"I mean that we must be married to-night before I go. Before eight o'clock I must be on the train."
"When will you be back?" she whispered.
"How can I tell? When I go, my wife shall wait there at Elmhurst, instead of my sweetheart."
She turned away from me, contemplative. She, too, was young. Ardor appealed to her. Life stood before her, beckoning, as to me. What could the girl do or say?
I placed her hand on my arm. We started toward the door, intending to pick up Aunt Jennings on our way. As we advanced, a group before us broke apart. I stood aside to make way for a gentleman whom I did not recognize. On his arm there leaned a woman, a beautiful woman, clad in a costume of flounced and rippling velvet of a royal blue which made her the most striking figure in the great room. Hers was a personality not easily to be overlooked in any company, her face one not readily to be equalled. It was the Baroness Helena von Ritz!

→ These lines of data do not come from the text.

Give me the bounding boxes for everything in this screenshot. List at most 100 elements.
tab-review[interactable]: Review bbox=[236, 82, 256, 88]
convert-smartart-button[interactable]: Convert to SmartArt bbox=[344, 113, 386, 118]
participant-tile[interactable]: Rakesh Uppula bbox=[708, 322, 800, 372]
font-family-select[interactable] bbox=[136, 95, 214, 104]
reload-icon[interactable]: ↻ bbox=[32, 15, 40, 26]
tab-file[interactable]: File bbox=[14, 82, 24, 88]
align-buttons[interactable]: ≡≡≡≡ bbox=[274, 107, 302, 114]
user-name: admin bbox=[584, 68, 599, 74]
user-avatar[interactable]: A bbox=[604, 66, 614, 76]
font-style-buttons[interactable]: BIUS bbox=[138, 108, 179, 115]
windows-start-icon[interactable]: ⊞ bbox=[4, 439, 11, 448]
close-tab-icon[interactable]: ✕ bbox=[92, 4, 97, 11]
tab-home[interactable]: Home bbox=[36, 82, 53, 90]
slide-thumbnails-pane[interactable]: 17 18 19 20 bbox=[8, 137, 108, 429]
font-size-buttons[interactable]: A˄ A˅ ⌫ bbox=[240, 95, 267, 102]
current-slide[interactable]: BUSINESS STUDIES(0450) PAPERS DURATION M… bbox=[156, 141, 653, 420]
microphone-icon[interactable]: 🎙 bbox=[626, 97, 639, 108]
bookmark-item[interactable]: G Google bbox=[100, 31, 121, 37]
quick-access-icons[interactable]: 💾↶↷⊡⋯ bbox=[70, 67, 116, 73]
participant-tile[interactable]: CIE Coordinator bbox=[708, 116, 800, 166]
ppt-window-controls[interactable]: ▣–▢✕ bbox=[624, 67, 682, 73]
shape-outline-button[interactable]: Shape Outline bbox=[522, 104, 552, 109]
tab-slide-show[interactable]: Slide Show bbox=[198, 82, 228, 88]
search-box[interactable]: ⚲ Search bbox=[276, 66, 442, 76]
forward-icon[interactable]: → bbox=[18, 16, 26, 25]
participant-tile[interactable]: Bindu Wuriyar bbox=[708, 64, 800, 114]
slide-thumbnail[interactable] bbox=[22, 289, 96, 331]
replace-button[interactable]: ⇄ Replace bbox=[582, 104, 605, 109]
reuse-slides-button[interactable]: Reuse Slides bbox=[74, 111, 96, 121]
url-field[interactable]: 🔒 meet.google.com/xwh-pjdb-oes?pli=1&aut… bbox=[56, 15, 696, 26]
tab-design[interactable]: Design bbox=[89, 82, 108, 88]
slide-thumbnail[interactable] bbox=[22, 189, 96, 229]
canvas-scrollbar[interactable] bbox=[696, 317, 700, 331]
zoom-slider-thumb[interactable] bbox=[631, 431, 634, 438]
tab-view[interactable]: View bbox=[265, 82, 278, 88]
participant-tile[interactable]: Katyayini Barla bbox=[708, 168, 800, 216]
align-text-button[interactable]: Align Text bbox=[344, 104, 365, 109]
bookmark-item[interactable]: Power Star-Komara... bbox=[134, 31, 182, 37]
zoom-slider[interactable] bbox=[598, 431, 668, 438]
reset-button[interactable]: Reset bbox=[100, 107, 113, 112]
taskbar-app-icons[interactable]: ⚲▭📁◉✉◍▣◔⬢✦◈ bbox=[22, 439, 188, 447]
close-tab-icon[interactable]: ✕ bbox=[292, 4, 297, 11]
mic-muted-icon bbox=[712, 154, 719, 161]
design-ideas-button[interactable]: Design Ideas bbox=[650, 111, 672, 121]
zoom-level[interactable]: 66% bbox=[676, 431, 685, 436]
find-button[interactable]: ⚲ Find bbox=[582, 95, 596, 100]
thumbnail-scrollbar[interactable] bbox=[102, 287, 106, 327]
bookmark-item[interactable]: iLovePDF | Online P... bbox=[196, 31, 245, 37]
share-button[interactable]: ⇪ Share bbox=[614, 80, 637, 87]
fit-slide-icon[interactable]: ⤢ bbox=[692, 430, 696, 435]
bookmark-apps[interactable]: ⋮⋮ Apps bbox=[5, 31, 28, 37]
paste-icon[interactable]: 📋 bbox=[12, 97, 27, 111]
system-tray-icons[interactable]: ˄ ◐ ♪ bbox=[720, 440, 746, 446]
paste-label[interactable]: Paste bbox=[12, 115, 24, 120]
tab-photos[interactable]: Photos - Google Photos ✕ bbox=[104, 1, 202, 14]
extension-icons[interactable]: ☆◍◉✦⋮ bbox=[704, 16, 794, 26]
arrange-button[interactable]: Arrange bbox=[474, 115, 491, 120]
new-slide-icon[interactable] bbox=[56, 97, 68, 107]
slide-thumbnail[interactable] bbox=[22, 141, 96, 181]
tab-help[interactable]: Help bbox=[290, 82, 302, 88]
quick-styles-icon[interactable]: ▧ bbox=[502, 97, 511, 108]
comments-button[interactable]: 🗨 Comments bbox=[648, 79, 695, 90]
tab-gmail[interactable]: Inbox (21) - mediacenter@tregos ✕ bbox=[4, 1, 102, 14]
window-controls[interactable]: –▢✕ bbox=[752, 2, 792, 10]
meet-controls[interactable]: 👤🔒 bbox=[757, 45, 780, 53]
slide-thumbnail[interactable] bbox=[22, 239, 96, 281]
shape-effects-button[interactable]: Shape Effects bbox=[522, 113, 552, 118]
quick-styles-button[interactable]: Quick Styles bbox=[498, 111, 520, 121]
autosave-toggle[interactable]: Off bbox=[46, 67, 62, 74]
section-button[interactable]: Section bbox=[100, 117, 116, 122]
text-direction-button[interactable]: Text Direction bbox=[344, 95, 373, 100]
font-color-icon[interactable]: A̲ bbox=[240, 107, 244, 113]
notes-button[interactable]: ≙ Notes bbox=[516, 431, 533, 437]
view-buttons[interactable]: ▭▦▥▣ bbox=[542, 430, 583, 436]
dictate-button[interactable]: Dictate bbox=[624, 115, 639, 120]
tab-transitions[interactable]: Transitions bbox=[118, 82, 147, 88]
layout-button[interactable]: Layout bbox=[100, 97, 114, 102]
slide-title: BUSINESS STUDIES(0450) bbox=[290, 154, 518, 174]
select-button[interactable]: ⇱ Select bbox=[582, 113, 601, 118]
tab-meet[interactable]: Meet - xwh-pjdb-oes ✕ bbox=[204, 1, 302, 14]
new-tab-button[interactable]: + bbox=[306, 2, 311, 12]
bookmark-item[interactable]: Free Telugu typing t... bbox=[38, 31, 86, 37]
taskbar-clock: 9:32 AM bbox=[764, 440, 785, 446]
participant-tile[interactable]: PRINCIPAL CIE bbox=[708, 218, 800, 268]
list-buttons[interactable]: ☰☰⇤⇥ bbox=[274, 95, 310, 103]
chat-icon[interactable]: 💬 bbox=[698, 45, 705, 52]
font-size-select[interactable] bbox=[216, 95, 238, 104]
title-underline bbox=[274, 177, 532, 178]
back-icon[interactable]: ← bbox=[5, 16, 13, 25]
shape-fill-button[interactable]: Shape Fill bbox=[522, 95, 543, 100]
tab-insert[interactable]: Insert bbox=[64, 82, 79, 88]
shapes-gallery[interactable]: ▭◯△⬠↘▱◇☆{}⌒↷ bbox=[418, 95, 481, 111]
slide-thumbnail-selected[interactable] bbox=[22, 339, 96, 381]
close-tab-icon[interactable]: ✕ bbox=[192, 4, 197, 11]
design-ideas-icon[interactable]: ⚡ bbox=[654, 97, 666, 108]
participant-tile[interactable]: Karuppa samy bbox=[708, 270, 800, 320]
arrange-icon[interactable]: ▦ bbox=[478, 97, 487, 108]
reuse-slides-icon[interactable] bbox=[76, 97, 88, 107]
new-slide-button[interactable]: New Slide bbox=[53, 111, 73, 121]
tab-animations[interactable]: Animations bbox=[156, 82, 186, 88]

We met face to face. I presume it would have been too much to ask even of her to suppress the sudden flash of recognition which she showed. At first she did not see that I was accompanied. She bent to me, as though to adjust her gown, and, without a change in the expression of her face, spoke to me in an undertone no one else could hear.
"Wait!" she murmured. "There is to be a meeting—" She had time for no more as she swept by.
Alas, that mere moments should spell ruin as well as happiness! This new woman whom I had wooed and found, this new Elisabeth whose hand lay on my arm, saw what no one else would have seen—that little flash of recognition on the face of Helena von Ritz! She heard a whisper pass. Moreover, with a woman's uncanny facility in detail, she took in every item of the other's costume. For myself, I could see nothing of that costume now save one object—a barbaric brooch of double shells and beaded fastenings, which clasped the light laces at her throat.
The baroness had perhaps slept as little as I the night before. If I showed the ravages of loss of sleep no more than she, I was fortunate. She was radiant, as she passed forward with her escort for place in the line which had not yet dwindled away.